Vers une écoconception généralisée ?
Systématiser cette écoconception (en augmentant par ailleurs de deux ans la durée de vie) stabiliserait l'empreinte carbone du numérique à seulement + 5 % en dix ans (18,1 MtCO2e/an). Enfin, ajouter à cela une certaine dose de sobriété (à savoir, de pas installer plus d'antennes au réseau mobile existant et stopper la multiplication des équipements) réduirait même l'empreinte de 16 % (14,4 MtCO2e/an). À cet égard, « les utilisateurs substitueront par exemple leurs équipements pour des terminaux moins consommateurs, les conserveront plus longtemps et adopteront des usages plus sobres, notamment en matière de flux vidéos et de consommation d'équipements numériques », illustre le rapport.
Éviter une multiplication par quatre du bilan carbone
En suivant le scénario « Coopérations territoriales », un parc de terminaux semblable à celui de 2020 (soit un peu moins de 800 millions d'équipements) avec une division par deux de la consommation électrique et une durée de vie allongée d'un an seulement entraîneraient une augmentation de 32 % des émissions de gaz à effet de serre mais des réductions de la consommation électrique de 36 % et des ressources extraites de 24 %. À l'inverse, en laissant s'opérer une croissance tendancielle du nombre d'équipements (une multiplication par cinq) dotés d'une durée de vie moyenne identique à celle d'aujourd'hui (dix-huit à vingt-quatre mois), le scénario « Technologies vertes » vers lequel le numérique français se dirige s'approcherait d'une multiplication par quatre de son bilan carbone (+ 183 %, par rapport à 2020, pour 49 MtCO2e/an).
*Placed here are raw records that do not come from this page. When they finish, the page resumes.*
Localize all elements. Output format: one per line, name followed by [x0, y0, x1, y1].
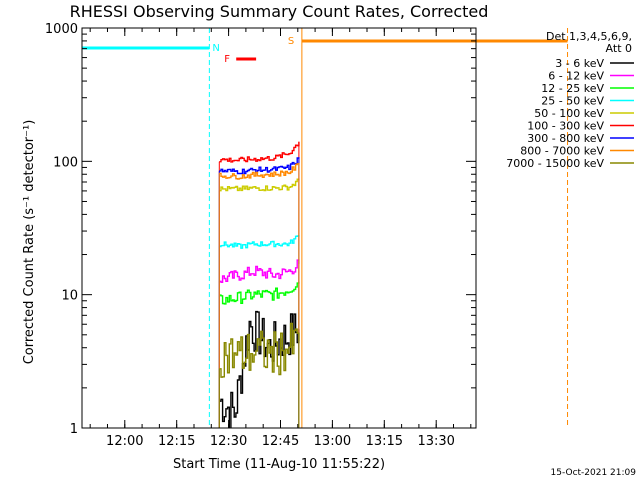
series-8 [218, 163, 300, 428]
series-line [597, 269, 640, 283]
series-line [219, 157, 300, 175]
series-line [597, 176, 640, 188]
legend-label: 12 - 25 keV [541, 82, 604, 95]
y-tick-label: 10 [61, 289, 78, 304]
y-axis-label: Corrected Count Rate (s⁻¹ detector⁻¹) [22, 120, 37, 365]
timestamp-footer: 15-Oct-2021 21:09 [551, 468, 637, 478]
series-line [219, 178, 300, 192]
annotation-layer: N S F [82, 28, 569, 428]
x-tick-label: 13:15 [366, 434, 403, 449]
x-tick-label: 12:45 [262, 434, 299, 449]
series-9 [218, 313, 640, 428]
y-tick-label: 100 [53, 155, 78, 170]
x-tick-label: 12:30 [210, 434, 247, 449]
y-tick-label: 1 [70, 422, 78, 437]
legend-label: 50 - 100 keV [534, 107, 604, 120]
y-axis: 1 10 100 1000 [45, 22, 476, 437]
series-line [597, 285, 640, 301]
plot-frame [81, 27, 477, 429]
chart-title: RHESSI Observing Summary Count Rates, Co… [70, 2, 489, 21]
x-tick-label: 13:30 [417, 434, 454, 449]
series-line [219, 281, 300, 305]
series-line [597, 350, 640, 400]
legend-label: 7000 - 15000 keV [506, 157, 604, 170]
legend-label: 3 - 6 keV [555, 57, 604, 70]
night-label: N [212, 43, 219, 54]
y-tick-label: 1000 [45, 22, 78, 37]
legend-header: Att 0 [606, 42, 632, 55]
series-5 [218, 176, 640, 428]
legend-label: 300 - 800 keV [527, 132, 604, 145]
x-tick-label: 12:00 [106, 434, 143, 449]
legend-label: 25 - 50 keV [541, 95, 604, 108]
legend-header: Det 1,3,4,5,6,9, [546, 30, 632, 43]
series-line [219, 235, 300, 249]
x-axis: 12:00 12:15 12:30 12:45 13:00 13:15 13:30 [89, 28, 472, 449]
legend-label: 100 - 300 keV [527, 120, 604, 133]
x-tick-label: 12:15 [158, 434, 195, 449]
x-axis-label: Start Time (11-Aug-10 11:55:22) [173, 457, 385, 472]
series-layer [218, 141, 640, 428]
legend-label: 800 - 7000 keV [520, 145, 604, 158]
series-1 [218, 310, 640, 428]
series-4 [218, 232, 640, 428]
legend-label: 6 - 12 keV [548, 70, 604, 83]
saa-label: S [288, 36, 294, 47]
series-line [219, 163, 300, 180]
series-line [219, 141, 300, 163]
series-line [597, 232, 640, 245]
series-line [219, 310, 300, 428]
series-line [597, 313, 640, 371]
series-6 [218, 141, 300, 428]
flare-label: F [224, 54, 230, 65]
x-tick-label: 13:00 [314, 434, 351, 449]
series-line [219, 259, 300, 283]
series-line [219, 322, 300, 378]
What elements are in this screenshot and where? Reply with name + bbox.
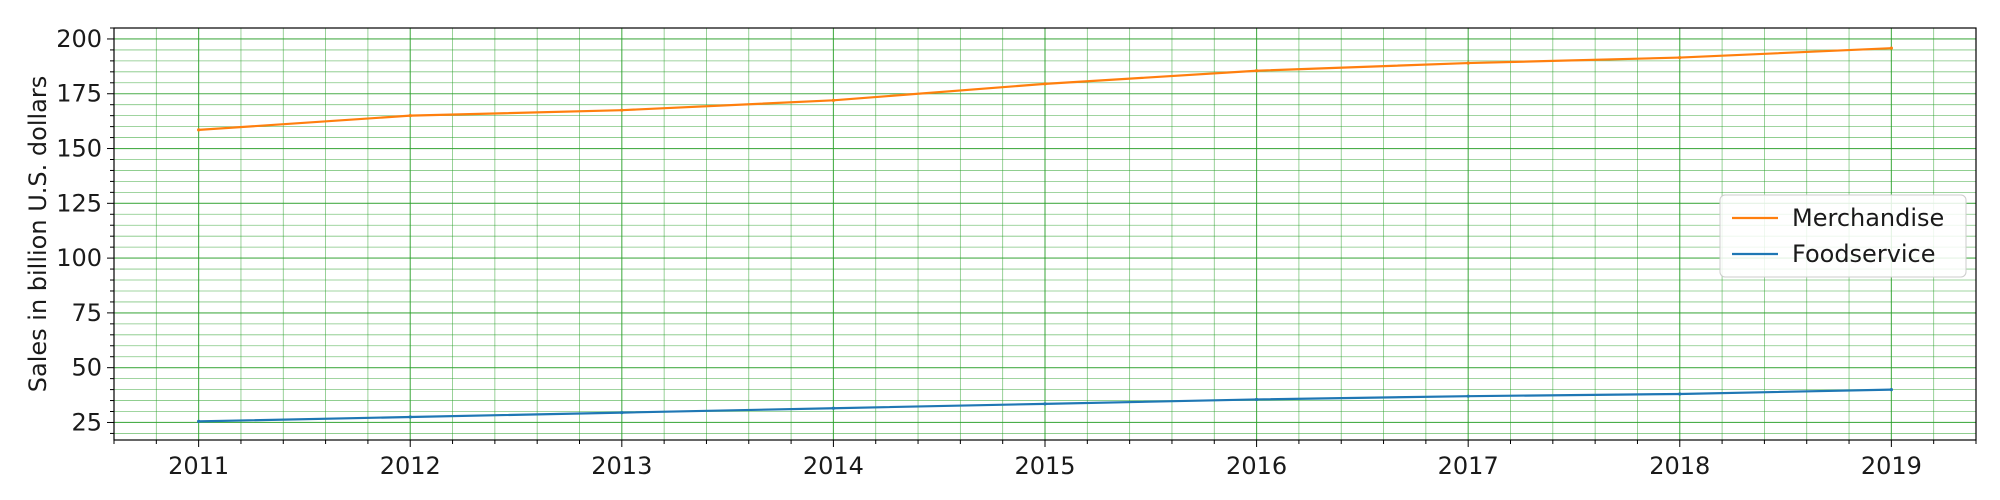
foodservice-data-point <box>831 406 836 410</box>
axis-ticks: 2011 2012 2013 2014 2015 2016 2017 2018 2019 25 50… <box>56 25 1977 480</box>
y-tick-label: 25 <box>71 408 102 436</box>
foodservice-data-point <box>197 419 201 423</box>
y-tick-label: 75 <box>71 299 102 327</box>
merchandise-data-point <box>197 128 201 132</box>
x-tick-label: 2012 <box>380 452 441 480</box>
x-tick-label: 2016 <box>1226 452 1287 480</box>
merchandise-data-point <box>1254 69 1259 73</box>
foodservice-data-point <box>1889 387 1893 392</box>
x-tick-label: 2018 <box>1649 452 1710 480</box>
grid <box>113 27 1977 440</box>
y-tick-label: 200 <box>56 25 102 53</box>
merchandise-data-point <box>1466 61 1470 65</box>
y-tick-label: 125 <box>56 189 102 217</box>
x-tick-label: 2014 <box>803 452 864 480</box>
foodservice-data-point <box>1466 394 1470 398</box>
y-axis-label: Sales in billion U.S. dollars <box>24 76 52 392</box>
merchandise-data-point <box>831 98 836 102</box>
foodservice-legend-label: Foodservice <box>1792 240 1936 268</box>
foodservice-data-point <box>1678 392 1682 396</box>
merchandise-data-point <box>1889 46 1893 50</box>
x-tick-label: 2017 <box>1438 452 1499 480</box>
legend: Merchandise Foodservice <box>1719 194 1967 278</box>
series-lines <box>197 46 1893 423</box>
foodservice-data-point <box>408 415 412 419</box>
x-tick-label: 2013 <box>591 452 652 480</box>
y-tick-label: 100 <box>56 244 102 272</box>
merchandise-data-point <box>408 114 412 118</box>
merchandise-data-point <box>620 108 624 112</box>
x-tick-label: 2011 <box>168 452 229 480</box>
y-tick-label: 150 <box>56 135 102 163</box>
y-tick-label: 50 <box>71 354 102 382</box>
foodservice-data-point <box>1043 402 1047 406</box>
merchandise-data-point <box>1043 82 1047 86</box>
merchandise-data-point <box>1678 55 1682 60</box>
x-tick-label: 2019 <box>1861 452 1922 480</box>
y-tick-label: 175 <box>56 80 102 108</box>
foodservice-data-point <box>1254 397 1259 402</box>
x-tick-label: 2015 <box>1014 452 1075 480</box>
merchandise-legend-label: Merchandise <box>1792 204 1944 232</box>
foodservice-data-point <box>620 411 624 415</box>
legend-box <box>1719 194 1967 278</box>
Le secteur exigerait alors 58 % de ressources (soit 1 508 tonnes d'équivalent antimoine, tSbe/an, au lieu de 952 tSbe/an) et 78 % d'électricité consommée en plus (soit 93 térawattheures, TWh, au lieu de 52 en 2020).
Ne pas sous-estimer l'impact des usages
Le nombre et le type d'équipements numériques ne sont pas les seuls paramètres à prendre en compte du côté des utilisateurs en bout de chaîne. Dans une étude réalisée en marge de ses travaux avec l'Arcep, l'Ademe montre que la taille de l'écran, la résolution du contenu audiovisuel diffusé et les conditions d'usage en réseau (entre un film/jeu-vidéo téléchargé ou utilisé en « streaming » ou « cloud gaming », par exemple) peuvent considérablement augmentés les impacts environnementaux liés au numérique.
Des travaux traduits en une feuille de route
« Pour atteindre l'objectif de l'Accord de Paris en 2050, le numérique doit prend la part qui lui incombe : un effort collectif impliquant toutes les parties prenantes est donc nécessaire », conclut le rapport. Les mesures à la hauteur de cet effort seront décidées par le nouveau Haut Comité pour le numérique écoresponsable (HCNE). Celui-ci a désormais la tâche d'établir, d'ici au mois de juin prochain, une feuille de route de décarbonation. L'instance installée en novembre dernier doit également intégrer les travaux de l'Arcep et de l'Ademe aux réflexions du nouveau groupe de planification écologique consacré au numérique « dans les semaines qui viennent ». L'ensemble déterminera ainsi les objectifs du secteur à fixer au sein de la prochaine Stratégie nationale bas carbone (SNBC).